After modifying .env, regenerate configuration:

# Regenerate all configuration files
make config

# Regenerate specific service
make config-hive
make config-spark
make config-minio
make config-jupyterlab
make config-trino
make config-superset

# Restart services to apply changes
make restart

Never Edit Generated Files

Files in the config/ directory are auto-generated.
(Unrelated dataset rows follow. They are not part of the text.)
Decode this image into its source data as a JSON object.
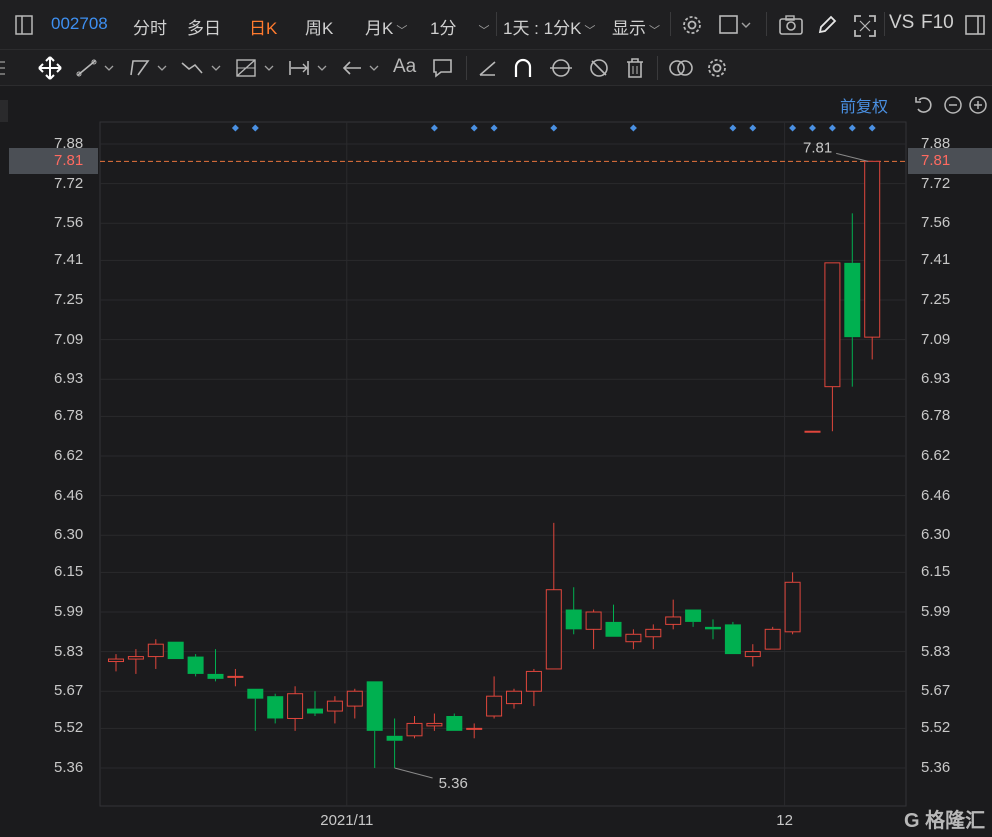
{
  "toolbar": {
    "code": "002708",
    "tabs": [
      "分时",
      "多日",
      "日K",
      "周K"
    ],
    "active_tab": "日K",
    "month_k": "月K",
    "minute": "1分",
    "day_range": "1天 : 1分K",
    "display": "显示",
    "vs": "VS",
    "f10": "F10"
  },
  "adjust_label": "前复权",
  "watermark": "格隆汇",
  "colors": {
    "up": "#e0463c",
    "down": "#00b050",
    "marker": "#4a90e2",
    "current_line": "#e8743c"
  },
  "chart_data": {
    "type": "candlestick",
    "current_price": "7.81",
    "y_ticks": [
      "7.88",
      "7.72",
      "7.56",
      "7.41",
      "7.25",
      "7.09",
      "6.93",
      "6.78",
      "6.62",
      "6.46",
      "6.30",
      "6.15",
      "5.99",
      "5.83",
      "5.67",
      "5.52",
      "5.36"
    ],
    "ylim": [
      5.2,
      7.95
    ],
    "x_labels": [
      {
        "label": "2021/11",
        "index": 12
      },
      {
        "label": "12",
        "index": 34
      }
    ],
    "annotations": [
      {
        "text": "7.81",
        "kind": "high",
        "index": 38
      },
      {
        "text": "5.36",
        "kind": "low",
        "index": 14
      }
    ],
    "marker_indices": [
      6,
      7,
      16,
      18,
      19,
      22,
      26,
      31,
      32,
      34,
      35,
      36,
      37,
      38
    ],
    "candles": [
      {
        "o": 5.79,
        "h": 5.82,
        "l": 5.75,
        "c": 5.8
      },
      {
        "o": 5.8,
        "h": 5.84,
        "l": 5.74,
        "c": 5.81
      },
      {
        "o": 5.81,
        "h": 5.88,
        "l": 5.76,
        "c": 5.86
      },
      {
        "o": 5.87,
        "h": 5.87,
        "l": 5.8,
        "c": 5.8
      },
      {
        "o": 5.81,
        "h": 5.82,
        "l": 5.73,
        "c": 5.74
      },
      {
        "o": 5.74,
        "h": 5.84,
        "l": 5.71,
        "c": 5.72
      },
      {
        "o": 5.73,
        "h": 5.76,
        "l": 5.69,
        "c": 5.73
      },
      {
        "o": 5.68,
        "h": 5.68,
        "l": 5.51,
        "c": 5.64
      },
      {
        "o": 5.65,
        "h": 5.66,
        "l": 5.54,
        "c": 5.56
      },
      {
        "o": 5.56,
        "h": 5.69,
        "l": 5.51,
        "c": 5.66
      },
      {
        "o": 5.6,
        "h": 5.67,
        "l": 5.57,
        "c": 5.58
      },
      {
        "o": 5.59,
        "h": 5.65,
        "l": 5.54,
        "c": 5.63
      },
      {
        "o": 5.61,
        "h": 5.68,
        "l": 5.56,
        "c": 5.67
      },
      {
        "o": 5.71,
        "h": 5.71,
        "l": 5.36,
        "c": 5.51
      },
      {
        "o": 5.49,
        "h": 5.56,
        "l": 5.36,
        "c": 5.47
      },
      {
        "o": 5.49,
        "h": 5.57,
        "l": 5.48,
        "c": 5.54
      },
      {
        "o": 5.53,
        "h": 5.58,
        "l": 5.51,
        "c": 5.54
      },
      {
        "o": 5.57,
        "h": 5.58,
        "l": 5.51,
        "c": 5.51
      },
      {
        "o": 5.52,
        "h": 5.54,
        "l": 5.48,
        "c": 5.52
      },
      {
        "o": 5.57,
        "h": 5.73,
        "l": 5.56,
        "c": 5.65
      },
      {
        "o": 5.62,
        "h": 5.68,
        "l": 5.6,
        "c": 5.67
      },
      {
        "o": 5.67,
        "h": 5.76,
        "l": 5.61,
        "c": 5.75
      },
      {
        "o": 5.76,
        "h": 6.35,
        "l": 5.76,
        "c": 6.08
      },
      {
        "o": 6.0,
        "h": 6.09,
        "l": 5.9,
        "c": 5.92
      },
      {
        "o": 5.92,
        "h": 6.0,
        "l": 5.84,
        "c": 5.99
      },
      {
        "o": 5.95,
        "h": 6.02,
        "l": 5.89,
        "c": 5.89
      },
      {
        "o": 5.87,
        "h": 5.92,
        "l": 5.84,
        "c": 5.9
      },
      {
        "o": 5.89,
        "h": 5.94,
        "l": 5.84,
        "c": 5.92
      },
      {
        "o": 5.94,
        "h": 6.04,
        "l": 5.92,
        "c": 5.97
      },
      {
        "o": 6.0,
        "h": 6.0,
        "l": 5.93,
        "c": 5.95
      },
      {
        "o": 5.93,
        "h": 5.96,
        "l": 5.88,
        "c": 5.92
      },
      {
        "o": 5.94,
        "h": 5.95,
        "l": 5.82,
        "c": 5.82
      },
      {
        "o": 5.81,
        "h": 5.86,
        "l": 5.77,
        "c": 5.83
      },
      {
        "o": 5.84,
        "h": 5.93,
        "l": 5.84,
        "c": 5.92
      },
      {
        "o": 5.91,
        "h": 6.15,
        "l": 5.9,
        "c": 6.11
      },
      {
        "o": 6.72,
        "h": 6.72,
        "l": 6.72,
        "c": 6.72
      },
      {
        "o": 6.9,
        "h": 7.4,
        "l": 6.72,
        "c": 7.4
      },
      {
        "o": 7.4,
        "h": 7.6,
        "l": 6.9,
        "c": 7.1
      },
      {
        "o": 7.1,
        "h": 7.81,
        "l": 7.01,
        "c": 7.81
      }
    ]
  }
}
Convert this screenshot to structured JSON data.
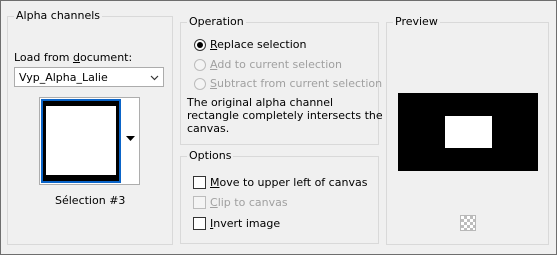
{
  "alpha_channels": {
    "title": "Alpha channels",
    "load_label_pre": "Load from ",
    "load_label_accel": "d",
    "load_label_post": "ocument:",
    "document_value": "Vyp_Alpha_Lalie",
    "selection_caption": "Sélection #3"
  },
  "operation": {
    "title": "Operation",
    "replace_accel": "R",
    "replace_rest": "eplace selection",
    "add_accel": "A",
    "add_rest": "dd to current selection",
    "subtract_accel": "S",
    "subtract_rest": "ubtract from current selection",
    "message_line1": "The original alpha channel",
    "message_line2": "rectangle completely intersects the",
    "message_line3": "canvas.",
    "selected": "replace"
  },
  "options": {
    "title": "Options",
    "move_accel": "M",
    "move_rest": "ove to upper left of canvas",
    "clip_accel": "C",
    "clip_rest": "lip to canvas",
    "invert_accel": "I",
    "invert_rest": "nvert image",
    "move_checked": false,
    "clip_checked": false,
    "invert_checked": false
  },
  "preview": {
    "title": "Preview"
  },
  "colors": {
    "thumb_border": "#0a64c8",
    "background": "#f0f0f0"
  }
}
Always edit templates in templates/ and run make config.

Core Variables

PostgreSQL

# PostgreSQL configuration
POSTGRES_USER=flumen           # Database user
POSTGRES_PASSWORD=flumen123    # User password
POSTGRES_DB=flumendata         # Database name
POSTGRES_PORT=5432             # External port

Used by: - PostgreSQL container - Hive Metastore (JDBC connection) - All targets that access PostgreSQL

Examples:

# Connect to PostgreSQL
docker exec -it flumen_postgres psql -U ${POSTGRES_USER} -d ${POSTGRES_DB}

# Change password (requires restart)
POSTGRES_PASSWORD=newsecurepass123
make config
make restart

MinIO

# MinIO S3-compatible object storage
MINIO_ROOT_USER=minioadmin           # Admin username
MINIO_ROOT_PASSWORD=minioadmin123    # Admin password (min 8 chars)
MINIO_SERVER_URL=http://minio:9000   # Internal S3 endpoint
MINIO_CONSOLE_PORT=9001              # Console UI port
MINIO_BUCKET=lakehouse               # Delta Lake warehouse bucket
MINIO_STORAGE_BUCKET=storage         # Staging bucket for raw files

Used by: - MinIO container - Spark (S3A configuration) - Hive Metastore (warehouse location)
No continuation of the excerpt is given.